How sexy is Peter Dinklage? So sexy that just being looked at by him was enough to abort Matt's unborn child.
No, I wasn't really pregnant, but it just timed out so well that Matt and I like this version of the story better. Anyone who knows me (so that's the 3 people who read this), knows that when my oh so beloved monthly friend arrives, I'm done. That's where I found myself last night. With so much Comic Expo goodness still in store for today, Matt and I decided to test out how far I could make it. Considering I'm usually curled up in the fetal position, crying, puking, and begging for death, I held out pretty darn well for most of the morning. By noon, though, I couldn't go on. Matt took me home, but I made him go back without me. The Terminator Spotlight was this evening, the movie series he based his life around, so it was necessary for him to be there. He just came home now, skipping through the door with a camera full of footage of his encounter. So glad he went.
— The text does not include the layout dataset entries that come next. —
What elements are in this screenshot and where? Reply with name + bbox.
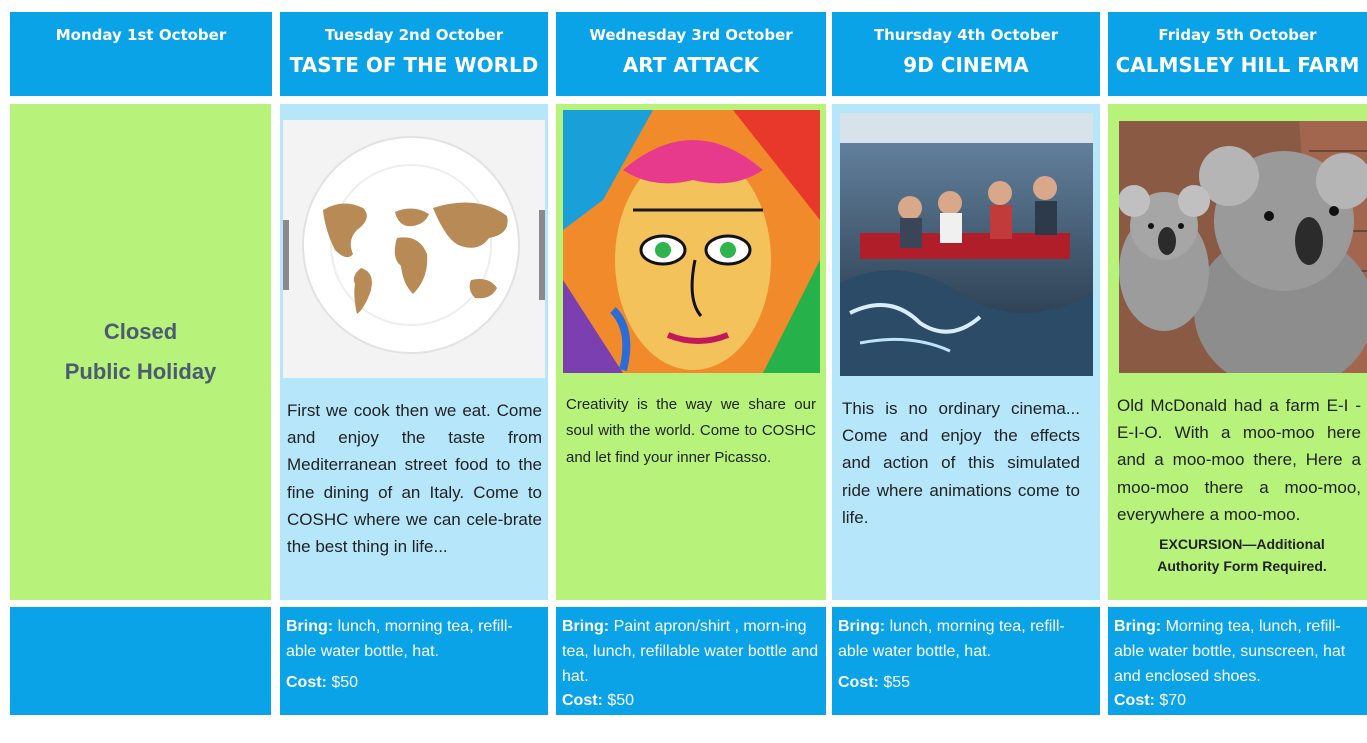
cost-label: Cost: [838, 673, 879, 691]
koala-image [1119, 121, 1367, 373]
cost-value: $50 [331, 673, 359, 691]
world-map-plate-image [283, 120, 545, 378]
cost-value: $55 [883, 673, 911, 691]
closed-label: Closed [103, 319, 178, 345]
day-label: Tuesday 2nd October [324, 26, 504, 44]
day-label: Monday 1st October [55, 26, 227, 44]
cost-text: Cost: $55 [838, 671, 1094, 696]
thursday-description: This is no ordinary cinema... Come and e… [842, 399, 1080, 527]
header-thursday: Thursday 4th October 9D CINEMA [832, 12, 1100, 96]
cost-text: Cost: $50 [562, 689, 820, 714]
header-wednesday: Wednesday 3rd October ART ATTACK [556, 12, 826, 96]
wednesday-description: Creativity is the way we share our soul … [566, 396, 816, 466]
wednesday-bring-cell: Bring: Paint apron/shirt , morn-ing tea,… [556, 607, 826, 715]
cost-value: $50 [607, 692, 635, 710]
activity-title: CALMSLEY HILL FARM [1115, 53, 1360, 77]
excursion-note: EXCURSION—Additional Authority Form Requ… [1157, 535, 1327, 574]
tuesday-description: First we cook then we eat. Come and enjo… [287, 401, 542, 556]
cost-text: Cost: $70 [1114, 689, 1361, 714]
bring-label: Bring: [1114, 618, 1162, 635]
header-friday: Friday 5th October CALMSLEY HILL FARM [1108, 12, 1367, 96]
cost-label: Cost: [286, 673, 327, 691]
friday-description-text: Old McDonald had a farm E-I -E-I-O. With… [1117, 396, 1361, 524]
public-holiday-label: Public Holiday [64, 359, 217, 384]
closed-notice: Closed Public Holiday [10, 104, 271, 600]
monday-bring-cell [10, 607, 271, 715]
bring-label: Bring: [286, 618, 334, 635]
bring-label: Bring: [562, 618, 610, 635]
colourful-face-painting-image [563, 110, 820, 373]
day-label: Thursday 4th October [873, 26, 1059, 44]
friday-bring-cell: Bring: Morning tea, lunch, refill-able w… [1108, 607, 1367, 715]
bring-text: Bring: Morning tea, lunch, refill-able w… [1114, 615, 1361, 689]
friday-description: Old McDonald had a farm E-I -E-I-O. With… [1117, 392, 1361, 577]
activity-title: TASTE OF THE WORLD [289, 53, 539, 77]
bring-text: Bring: Paint apron/shirt , morn-ing tea,… [562, 615, 820, 689]
day-label: Wednesday 3rd October [589, 26, 793, 44]
activity-title: ART ATTACK [622, 53, 760, 77]
header-tuesday: Tuesday 2nd October TASTE OF THE WORLD [280, 12, 548, 96]
bring-label: Bring: [838, 618, 886, 635]
header-monday: Monday 1st October [10, 12, 272, 96]
cost-label: Cost: [562, 692, 603, 710]
activity-title: 9D CINEMA [903, 53, 1029, 77]
cost-text: Cost: $50 [286, 671, 542, 696]
cinema-audience-image [840, 113, 1093, 376]
cost-value: $70 [1159, 692, 1187, 710]
cost-label: Cost: [1114, 692, 1155, 710]
bring-text: Bring: lunch, morning tea, refill-able w… [286, 615, 542, 665]
day-label: Friday 5th October [1158, 26, 1317, 44]
tuesday-bring-cell: Bring: lunch, morning tea, refill-able w… [280, 607, 548, 715]
bring-text: Bring: lunch, morning tea, refill-able w… [838, 615, 1094, 665]
thursday-bring-cell: Bring: lunch, morning tea, refill-able w… [832, 607, 1100, 715]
I would have liked to have been there, but at least my must-have (Dinklage) was already taken care of yesterday, plus tomorrow I get to attend the Game of Thrones Spotlight.
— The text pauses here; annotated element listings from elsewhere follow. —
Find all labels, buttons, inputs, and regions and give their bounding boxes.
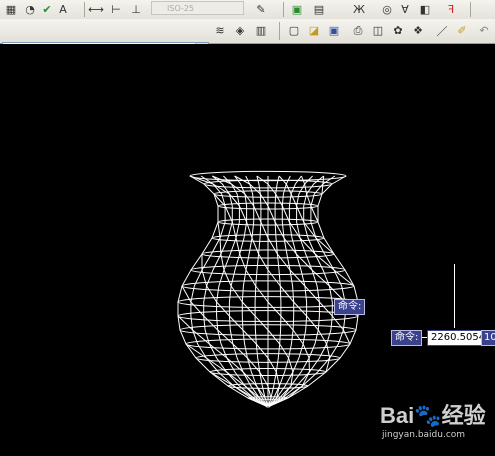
coordinate-input[interactable]: 2260.5054 [427,330,490,346]
dynamic-input-label: 命令: [391,330,423,346]
wireframe-diagonal [253,205,262,223]
wireframe-diagonal [216,301,230,317]
wireframe-diagonal [241,301,256,317]
dimension-linear-icon[interactable]: ⟷ [88,2,104,17]
wireframe-diagonal [310,205,319,223]
wireframe-diagonal [260,221,269,239]
wireframe-diagonal [267,183,277,195]
open-icon[interactable]: ◪ [306,23,322,38]
layer-previous-icon[interactable]: ≋ [212,23,228,38]
wireframe-diagonal [206,285,218,303]
wireframe-diagonal [292,329,304,345]
snap-icon[interactable]: ◎ [379,2,395,17]
new-icon[interactable]: ▢ [286,23,302,38]
dimension-style-combo[interactable]: ISO-25 [151,1,244,15]
wireframe-diagonal [302,343,310,359]
toolbar-separator [470,2,471,17]
wireframe-diagonal [251,237,260,255]
crosshair-vertical [454,264,455,328]
plot-preview-icon[interactable]: ◫ [370,23,386,38]
orbit-icon[interactable]: ◔ [22,2,38,17]
wireframe-diagonal [275,193,283,207]
wireframe-diagonal [230,285,243,303]
wireframe-diagonal [279,343,290,359]
command-tooltip: 命令: [334,299,366,315]
wireframe-diagonal [259,193,269,207]
wireframe-diagonal [290,193,298,207]
wireframe-diagonal [258,253,269,271]
toolbar-separator [84,2,85,17]
layout-icon[interactable]: ▦ [3,2,19,17]
wireframe-diagonal [255,343,269,359]
check-icon[interactable]: ✔ [39,2,55,17]
wireframe-diagonal [306,315,319,331]
wireframe-diagonal [280,315,294,331]
wireframe-diagonal [285,183,292,195]
layer-icon[interactable]: ◧ [417,2,433,17]
wireframe-diagonal [229,315,244,331]
wireframe-diagonal [331,315,344,331]
layer-make-current-icon[interactable]: ◈ [232,23,248,38]
properties-icon[interactable]: ▤ [311,2,327,17]
wireframe-diagonal [203,315,219,331]
wireframe-diagonal [304,183,308,195]
wireframe-diagonal [190,301,205,317]
wireframe-diagonal [245,269,257,287]
wireframe-diagonal [288,357,294,373]
toolbar-separator [279,22,280,40]
wireframe-diagonal [223,269,232,287]
watermark-url: jingyan.baidu.com [382,430,466,440]
brush-icon[interactable]: ✐ [454,23,470,38]
wireframe-diagonal [255,285,269,303]
arc-icon[interactable]: Ж [351,2,367,17]
standard-toolbar: ▦ ◔ ✔ A ⟷ ⊢ ⊥ ISO-25 ✎ ▣ ▤ Ж ◎ ∀ ◧ ꟻ [0,0,495,20]
text-style-icon[interactable]: A [55,2,71,17]
save-icon[interactable]: ▣ [326,23,342,38]
drawing-viewport[interactable] [0,44,495,456]
dimension-ordinate-icon[interactable]: ⊥ [128,2,144,17]
publish-icon[interactable]: ✿ [390,23,406,38]
wireframe-diagonal [267,329,281,345]
wireframe-diagonal [317,329,328,345]
edit-icon[interactable]: ✎ [253,2,269,17]
wireframe-diagonal [319,301,333,317]
wireframe-diagonal [239,253,247,271]
match-properties-icon[interactable]: ／ [434,23,450,38]
select-icon[interactable]: ▣ [289,2,305,17]
dimension-aligned-icon[interactable]: ⊢ [108,2,124,17]
wireframe-diagonal [267,205,276,223]
wireframe-diagonal [217,221,221,239]
grid-icon[interactable]: ∀ [397,2,413,17]
baidu-logo: Bai🐾经验 [380,403,486,428]
plot-icon[interactable]: ⎙ [350,23,366,38]
toolbar-separator [283,2,284,17]
wireframe-diagonal [293,301,307,317]
wireframe-diagonal [242,329,257,345]
baidu-watermark: Bai🐾经验 jingyan.baidu.com [380,398,490,446]
vase-wireframe [177,170,359,408]
wireframe-diagonal [254,315,269,331]
layer-manager-icon[interactable]: ▥ [253,23,269,38]
sheet-set-icon[interactable]: ❖ [410,23,426,38]
wireframe-diagonal [267,357,277,373]
wireframe-diagonal [267,269,281,287]
coordinate-input-2[interactable]: 10 [481,330,495,346]
undo-icon[interactable]: ↶ [476,23,492,38]
layers-toolbar: 0 ▼ ≋ ◈ ▥ ▢ ◪ ▣ ⎙ ◫ ✿ ❖ ／ ✐ ↶ [0,19,495,60]
wireframe-diagonal [322,175,325,185]
pen-icon[interactable]: ꟻ [443,2,459,17]
wireframe-diagonal [279,285,295,303]
wireframe-diagonal [267,301,282,317]
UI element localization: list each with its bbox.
I did have one major achievement today. Yesterday I saw someone walking around with Worm. Just one so you never know if it was merchandise or brought-in. Then I found the booth selling it. Given that we really don't need $40 stuffies, I walked away, only to regret it all night long. First thing upon arriving this morning, ran right to the booth. Hardly any of him left, and when people saw me with him, they were gone! But at least I have him now and he is mine. Even though I've had one hell of an afternoon, it's been a day well spent!